Fighting for My Full Self

SABRINA PERSAUD

This isn’t about my parents. This isn’t about their failed relationship or a broken family. It’s about their daughter, who takes after both her mother and her father.

I am soft, sensitive like my father, yet I am still tough, a strength I got from my mother. Sometimes I’m told that I’m the spitting image of my dad. I can’t pinpoint an exact feature that mirrors him, I never could, but it was my all-around appearance that reflected his. I see a lot of my mother in my eyes: a shape that wasn’t almond or round that was under a thick, low arched brow.
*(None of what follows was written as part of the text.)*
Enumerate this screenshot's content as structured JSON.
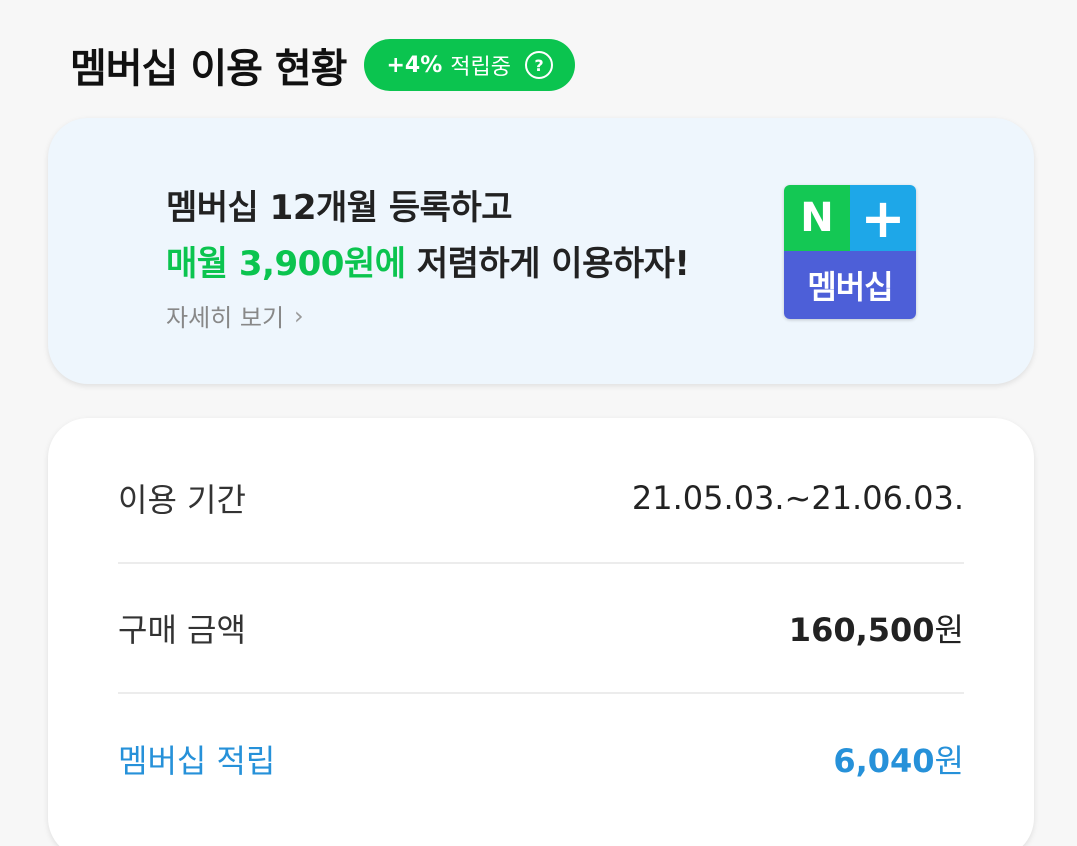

You know all that they say about opposites attracting each other? My parents started off that way. A trait that he missed was always something she had, and together they placed jigsaw pieces down on the table to complete the puzzle. But what happens when chemistry is thrown aside and puzzles are put away and you come to realize that all the science in the world couldn’t explain why you’d grown to hate everything you fell in love with.

They both had something that the other was missing. That missing piece is what drove them apart in the end. But then there’s me, my mother and my father’s daughter. I am the puzzle that they put together and I carry all of those traits with me.

What happens if I start to despise the person they made me into?

I always knew who I was. Sometimes, it feels like I’ve always been the same person. I was aware of the contradictions of my being, but I chose to ignore it—or at least half of it. Both of my parents have their fair share of admirable traits. My father is a charming man. I remember when he’d pick me up from my babysitter and we’d walk home together. He’d always stop to say hello to someone and ask them about their life. I remember wanting to be like that. The first hardworking person I ever met was my mother. She’d spend all day taking care of children, working until her bones ached and continuing on even after that. When you’re young, there are some things you just don’t realize, but I understood at six years old what a mother’s sacrifice was. I strived to be that kind of woman.

While I claimed the characteristics that I wanted to have, I denied the ones that I didn’t—even though they were already in me. My father is an emotionally driven man and I am the same way. He was the one who taught me that hearts were meant to be worn on your sleeve. I didn’t see the problem with being “so sensitive.” I saw it as being in tune with my own self, and I saw beauty in it. But there were days when he’d use those emotions to justify something that he’d clearly done wrong or avoid taking responsibility for his actions. It was easier for him to cry than apologize; I’d never seen something uglier.

At the same time, no one guards their heart as much as my mother does. Even after knowing her my whole life, I still try to pry in, get her to open up to me. Truth be told, she is a stubborn, reserved woman. It’s strange seeing the way I act around my parents. When I’m with my father, I am my mother blocking him out and building up a wall as he tries with his best efforts to tear it down. With my mother, I am my father desperately trying to get to her, to no avail.

I had this misconception that if I ignored the parts of myself that I didn’t like, they would automatically go away. I spent a long time lying about who I was for the sake of who I wanted to be perceived as. There’s nothing wrong with striving to improve yourself, but there is a problem when you neglect who you are. I wanted to be a kind person and I wanted to have a good heart, but in the process of being that person to everyone else, I constantly fought with myself. I wondered if this was what my parents went through: the moment where you’re fighting fire with ice and get nothing but burnt and frostbitten in the end.

Here’s the thing. I didn’t realize it gradually; instead, it all came crashing down like a tidal wave. I do not hate the person that I am. I couldn’t hate the person that I am. It’s true that I take after both parents, who are very different. But I am the piece they put together. No matter how odd it may seem, or how conflicting it may be, it’s just right. While I’m my mother and my father’s daughter, I will always be my own person before anything. I feel the most like myself when I openly embrace every part of who I am—the softness and the rough edges, the tranquility and the frustration, the loud and the quiet. What is the point of fighting with yourself when you’re on both sides?